When I imagine a conventional and traditional waterfall project, I tend to see the process like table tennis. With table tennis, each shot is one person to another, but your paddle is larger, more contributions, more at stake. This is a finished project is the ball, and it is volleyed from conceptualisation through to the final sale and successful production


Imagine it. You’re in a dimly lit room, stood at a thigh-height table, a low net in the middle. Across from you is a figure, dressed in a suit. You cannot see their face. They have a paddle in hand too. They serve the ball. This is the initial contact, setting out parameters, signing contracts, discussing expenses. You return the ball with ease. All is well. Your project begins.


When I imagine agile workplaces, I think of Foosball, there are more contributors, more places on both sides where the ball can ricochet from. Feedback. You have more chances to get the ball to the other side of the miniature football pitch because there are more bodies. It’s a unified front.

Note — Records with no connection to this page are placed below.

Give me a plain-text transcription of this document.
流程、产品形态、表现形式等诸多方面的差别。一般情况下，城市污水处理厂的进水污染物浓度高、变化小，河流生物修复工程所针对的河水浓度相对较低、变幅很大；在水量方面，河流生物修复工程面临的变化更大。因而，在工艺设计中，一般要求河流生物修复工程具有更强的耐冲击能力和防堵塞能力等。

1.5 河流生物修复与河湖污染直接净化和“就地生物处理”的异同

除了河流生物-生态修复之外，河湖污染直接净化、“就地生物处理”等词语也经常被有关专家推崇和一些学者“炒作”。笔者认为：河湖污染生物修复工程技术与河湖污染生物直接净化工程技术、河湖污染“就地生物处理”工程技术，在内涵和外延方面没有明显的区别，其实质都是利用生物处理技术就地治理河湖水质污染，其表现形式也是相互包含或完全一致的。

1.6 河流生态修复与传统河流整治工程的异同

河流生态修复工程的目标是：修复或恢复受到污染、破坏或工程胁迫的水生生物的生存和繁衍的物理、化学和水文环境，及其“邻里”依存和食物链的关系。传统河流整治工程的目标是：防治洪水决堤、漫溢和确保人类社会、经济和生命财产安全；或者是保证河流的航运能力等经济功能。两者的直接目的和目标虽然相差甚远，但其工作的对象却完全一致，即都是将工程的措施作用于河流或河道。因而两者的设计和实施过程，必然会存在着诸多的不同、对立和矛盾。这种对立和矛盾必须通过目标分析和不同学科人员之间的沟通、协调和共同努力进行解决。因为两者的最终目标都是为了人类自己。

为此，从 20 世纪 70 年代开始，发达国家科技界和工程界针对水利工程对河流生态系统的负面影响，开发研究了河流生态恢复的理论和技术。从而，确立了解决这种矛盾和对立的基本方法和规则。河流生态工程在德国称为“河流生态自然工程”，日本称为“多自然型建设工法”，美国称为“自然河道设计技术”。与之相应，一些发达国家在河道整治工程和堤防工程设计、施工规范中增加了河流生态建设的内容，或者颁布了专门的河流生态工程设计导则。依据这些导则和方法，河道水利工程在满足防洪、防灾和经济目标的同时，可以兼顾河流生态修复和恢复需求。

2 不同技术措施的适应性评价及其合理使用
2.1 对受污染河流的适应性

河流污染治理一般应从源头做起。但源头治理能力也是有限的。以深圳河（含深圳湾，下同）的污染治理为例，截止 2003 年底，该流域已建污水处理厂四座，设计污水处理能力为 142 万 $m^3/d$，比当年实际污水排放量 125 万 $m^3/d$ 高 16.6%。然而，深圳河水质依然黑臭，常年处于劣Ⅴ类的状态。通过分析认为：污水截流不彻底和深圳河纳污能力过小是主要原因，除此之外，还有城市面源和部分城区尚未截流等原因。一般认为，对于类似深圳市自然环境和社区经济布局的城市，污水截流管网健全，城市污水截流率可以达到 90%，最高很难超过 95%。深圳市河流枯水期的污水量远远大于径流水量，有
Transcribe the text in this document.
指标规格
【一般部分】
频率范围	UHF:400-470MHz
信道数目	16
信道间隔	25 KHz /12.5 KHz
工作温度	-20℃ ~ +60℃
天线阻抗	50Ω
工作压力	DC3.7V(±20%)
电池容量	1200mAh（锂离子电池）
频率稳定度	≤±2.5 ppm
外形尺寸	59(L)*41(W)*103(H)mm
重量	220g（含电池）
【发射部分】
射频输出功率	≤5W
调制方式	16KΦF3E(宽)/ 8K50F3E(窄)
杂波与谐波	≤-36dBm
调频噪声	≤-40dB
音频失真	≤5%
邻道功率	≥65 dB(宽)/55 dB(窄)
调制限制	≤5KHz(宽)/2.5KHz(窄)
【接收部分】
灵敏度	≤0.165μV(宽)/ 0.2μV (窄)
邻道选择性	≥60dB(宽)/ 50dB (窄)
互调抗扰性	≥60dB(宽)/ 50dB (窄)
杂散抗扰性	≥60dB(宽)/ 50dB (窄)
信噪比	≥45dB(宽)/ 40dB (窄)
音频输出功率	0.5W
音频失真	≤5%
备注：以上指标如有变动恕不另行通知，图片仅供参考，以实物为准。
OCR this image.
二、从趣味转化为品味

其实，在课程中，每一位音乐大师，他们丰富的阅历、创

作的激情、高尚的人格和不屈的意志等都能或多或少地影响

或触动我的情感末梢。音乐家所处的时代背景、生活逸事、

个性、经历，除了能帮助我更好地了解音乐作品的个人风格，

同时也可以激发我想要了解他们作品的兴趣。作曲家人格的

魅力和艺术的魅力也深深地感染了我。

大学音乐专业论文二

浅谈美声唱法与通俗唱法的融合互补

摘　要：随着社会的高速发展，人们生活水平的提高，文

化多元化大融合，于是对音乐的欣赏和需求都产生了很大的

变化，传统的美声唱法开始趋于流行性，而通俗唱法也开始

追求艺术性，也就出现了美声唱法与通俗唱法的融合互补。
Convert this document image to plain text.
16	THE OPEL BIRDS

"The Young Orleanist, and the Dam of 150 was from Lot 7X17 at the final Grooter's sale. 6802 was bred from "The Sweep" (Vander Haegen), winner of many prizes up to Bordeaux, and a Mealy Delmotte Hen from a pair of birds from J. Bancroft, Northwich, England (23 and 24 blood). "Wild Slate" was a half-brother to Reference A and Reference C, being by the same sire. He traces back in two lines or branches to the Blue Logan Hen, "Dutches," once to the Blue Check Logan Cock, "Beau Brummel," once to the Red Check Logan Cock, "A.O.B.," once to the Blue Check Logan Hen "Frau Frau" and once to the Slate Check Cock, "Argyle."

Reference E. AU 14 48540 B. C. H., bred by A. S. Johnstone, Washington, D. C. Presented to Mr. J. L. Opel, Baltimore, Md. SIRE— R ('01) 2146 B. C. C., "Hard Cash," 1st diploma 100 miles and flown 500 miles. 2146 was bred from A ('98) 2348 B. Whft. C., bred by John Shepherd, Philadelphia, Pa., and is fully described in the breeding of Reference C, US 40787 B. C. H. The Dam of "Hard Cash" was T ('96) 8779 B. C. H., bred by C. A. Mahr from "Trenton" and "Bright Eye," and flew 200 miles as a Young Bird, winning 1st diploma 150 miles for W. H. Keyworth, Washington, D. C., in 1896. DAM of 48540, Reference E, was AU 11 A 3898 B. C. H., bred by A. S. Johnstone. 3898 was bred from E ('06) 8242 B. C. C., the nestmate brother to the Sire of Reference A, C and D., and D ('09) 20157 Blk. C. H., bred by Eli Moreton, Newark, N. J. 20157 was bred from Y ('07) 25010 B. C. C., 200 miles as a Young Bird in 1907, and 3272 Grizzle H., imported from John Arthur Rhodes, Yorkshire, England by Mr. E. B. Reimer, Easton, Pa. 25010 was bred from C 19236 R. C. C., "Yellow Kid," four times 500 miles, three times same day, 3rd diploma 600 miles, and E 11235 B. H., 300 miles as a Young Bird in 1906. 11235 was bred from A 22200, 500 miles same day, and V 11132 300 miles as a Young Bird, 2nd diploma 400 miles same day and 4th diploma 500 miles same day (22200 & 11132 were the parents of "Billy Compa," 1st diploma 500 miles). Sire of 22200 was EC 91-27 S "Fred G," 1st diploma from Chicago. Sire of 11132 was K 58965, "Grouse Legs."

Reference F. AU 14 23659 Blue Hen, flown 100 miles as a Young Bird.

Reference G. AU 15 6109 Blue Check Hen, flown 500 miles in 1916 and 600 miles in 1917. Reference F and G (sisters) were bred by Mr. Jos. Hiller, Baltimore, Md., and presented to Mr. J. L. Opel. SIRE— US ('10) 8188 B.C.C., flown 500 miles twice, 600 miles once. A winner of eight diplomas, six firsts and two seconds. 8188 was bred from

A table tennis paddle is larger than the small players on a foosball table, but, if either you, or the shadowy figure across from you misses, you’ve missed the mark, either from them, or for you, and you lose the point. It a longer process to acquire another point, because of the power of the volley. There’s patience in racket or racket-like sports, a game of chicken between you and your opponent, waiting to see who is willing to gamble, and risk a shortfall. To smash in table tennis, like full-court tennis or badminton, leaves room for a quick rebuttal witch equal force, upwards in a short flicking motion. If every single hit in a volley is the process of having a project rejected due to one issue or another, then, it simply draws out the process.


Meanwhile, an agile project, likened to foosball, unlike table tennis, can have multiple players playing against opponents, as well as all of the miniature players, united by both the rod they’re mounted on, but also the common goal of scoring a point. Each and every member of “Mini-Chelsea” can send the ball into “Mini-Arsenal”’s goal. This is feedback, more parties involved in the process, the ball moving faster and points being scored quickly.


I can imagine a two-inch tall commentator sat in a box offside, shouting as the volley between the members of each of these miniature teams commences in the foosball table, declaring where the ball goes, who strikes it, and how it ends up in the goal. What is a table tennis commentator to say in comparison, from “company to client, back to company, back to client”?


Surely you can see why scrums, and subsequent agile practice can be like foosball?